Емельян мигом спознал, сколь серьезно дело. Да и коноводы в Берде поняли, что все оборачивается нешутейно. Теперь стало видно, что без него коллегия уклонялась от подмоги отрядам в других местах. Попусту тщились дальние командиры вымолить у Берды людей или пушки для военных нужд, а ежели кто из них самолично наезжал, все одно мало чего добивался. Ульянову, которого прислал Зарубин, яицкие правители ссудили лишь четыре пуда пороха. Торнова же вовсе отпустили ни с чем, а для ублажения окрестили — за усердие! — атаманом и вроде в насмешку предписали собирать людей для Главной армии. И от Давыдова, что прибыл с Бугуруслана, отмахнулись.

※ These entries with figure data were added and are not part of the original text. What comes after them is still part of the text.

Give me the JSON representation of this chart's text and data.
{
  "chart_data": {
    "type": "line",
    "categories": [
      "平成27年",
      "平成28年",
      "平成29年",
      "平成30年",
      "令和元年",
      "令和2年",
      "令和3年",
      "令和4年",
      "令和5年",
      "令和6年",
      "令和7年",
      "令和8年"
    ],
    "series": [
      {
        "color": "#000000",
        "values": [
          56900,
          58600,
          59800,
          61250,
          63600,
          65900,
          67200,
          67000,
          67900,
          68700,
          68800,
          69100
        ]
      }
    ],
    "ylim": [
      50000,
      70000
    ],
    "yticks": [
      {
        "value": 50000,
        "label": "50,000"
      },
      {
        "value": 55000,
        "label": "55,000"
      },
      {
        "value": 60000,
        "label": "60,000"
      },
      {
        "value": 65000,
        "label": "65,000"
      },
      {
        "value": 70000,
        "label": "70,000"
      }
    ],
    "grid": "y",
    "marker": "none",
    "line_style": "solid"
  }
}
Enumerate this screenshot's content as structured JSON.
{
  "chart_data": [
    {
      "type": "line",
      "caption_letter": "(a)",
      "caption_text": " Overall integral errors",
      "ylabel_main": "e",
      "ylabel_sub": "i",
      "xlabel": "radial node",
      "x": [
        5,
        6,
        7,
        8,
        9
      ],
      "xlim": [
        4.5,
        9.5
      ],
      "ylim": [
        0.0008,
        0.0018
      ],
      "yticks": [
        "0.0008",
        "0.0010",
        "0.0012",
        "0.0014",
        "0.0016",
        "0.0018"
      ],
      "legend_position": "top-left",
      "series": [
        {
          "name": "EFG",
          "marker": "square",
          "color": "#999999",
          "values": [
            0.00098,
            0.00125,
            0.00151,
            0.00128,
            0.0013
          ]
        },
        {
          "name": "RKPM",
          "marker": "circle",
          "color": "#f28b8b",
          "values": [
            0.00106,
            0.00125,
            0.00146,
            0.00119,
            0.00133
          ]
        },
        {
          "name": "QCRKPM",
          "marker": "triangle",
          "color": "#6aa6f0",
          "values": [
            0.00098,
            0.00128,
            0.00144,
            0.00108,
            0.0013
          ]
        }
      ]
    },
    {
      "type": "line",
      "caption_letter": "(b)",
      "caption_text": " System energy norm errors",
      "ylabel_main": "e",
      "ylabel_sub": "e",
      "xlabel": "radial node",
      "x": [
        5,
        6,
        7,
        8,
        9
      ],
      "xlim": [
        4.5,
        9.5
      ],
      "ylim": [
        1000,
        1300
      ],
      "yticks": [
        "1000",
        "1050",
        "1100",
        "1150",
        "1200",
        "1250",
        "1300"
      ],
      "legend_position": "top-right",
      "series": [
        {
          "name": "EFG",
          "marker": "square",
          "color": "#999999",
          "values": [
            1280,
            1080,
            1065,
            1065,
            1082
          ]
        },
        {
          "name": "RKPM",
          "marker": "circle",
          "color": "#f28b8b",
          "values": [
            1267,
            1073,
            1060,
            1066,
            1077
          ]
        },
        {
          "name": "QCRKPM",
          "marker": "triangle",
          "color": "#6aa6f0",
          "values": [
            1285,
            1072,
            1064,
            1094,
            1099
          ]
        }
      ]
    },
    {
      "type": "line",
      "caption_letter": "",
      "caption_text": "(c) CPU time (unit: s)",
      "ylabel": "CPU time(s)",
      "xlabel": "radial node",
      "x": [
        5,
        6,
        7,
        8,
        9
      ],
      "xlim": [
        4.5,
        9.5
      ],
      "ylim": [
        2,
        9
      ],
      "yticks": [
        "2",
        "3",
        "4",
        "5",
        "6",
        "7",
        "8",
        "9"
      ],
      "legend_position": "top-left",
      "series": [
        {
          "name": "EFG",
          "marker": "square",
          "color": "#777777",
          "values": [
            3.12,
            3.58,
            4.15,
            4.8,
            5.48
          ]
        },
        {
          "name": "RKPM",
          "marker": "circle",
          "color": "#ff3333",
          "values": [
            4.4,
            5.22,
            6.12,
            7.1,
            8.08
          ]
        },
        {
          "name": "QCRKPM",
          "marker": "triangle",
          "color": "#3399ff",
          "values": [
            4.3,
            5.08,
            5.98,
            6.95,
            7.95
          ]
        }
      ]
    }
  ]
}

Вот и потеряны многие города, потому что не об общем благе пеклись казаки, а о себе да об Яике.
Когда же объявил Емельян про женитьбу, собрав ближайших сподвижников, то заметил, как неравно приняли они эту весть. Отнюдь не все возрадовались. Творогов с Чумаковым да Митька Лысов переглянулись довольные, старик же Витошнов и Яким Давилин, да и Кинзя Арсланов с Подуровым, Горшков с Мясниковым, глаза в землю уставя, ничего не ответили. «Чем же вы так оскорбились? — подумал Емельян обеспокоенно. — Мне ведь старики в Яике присоветовали».
Тогда Шигаев, впереди прочих стоящий, поклонился, поздравил государя с супругой и приказал принести всем вина.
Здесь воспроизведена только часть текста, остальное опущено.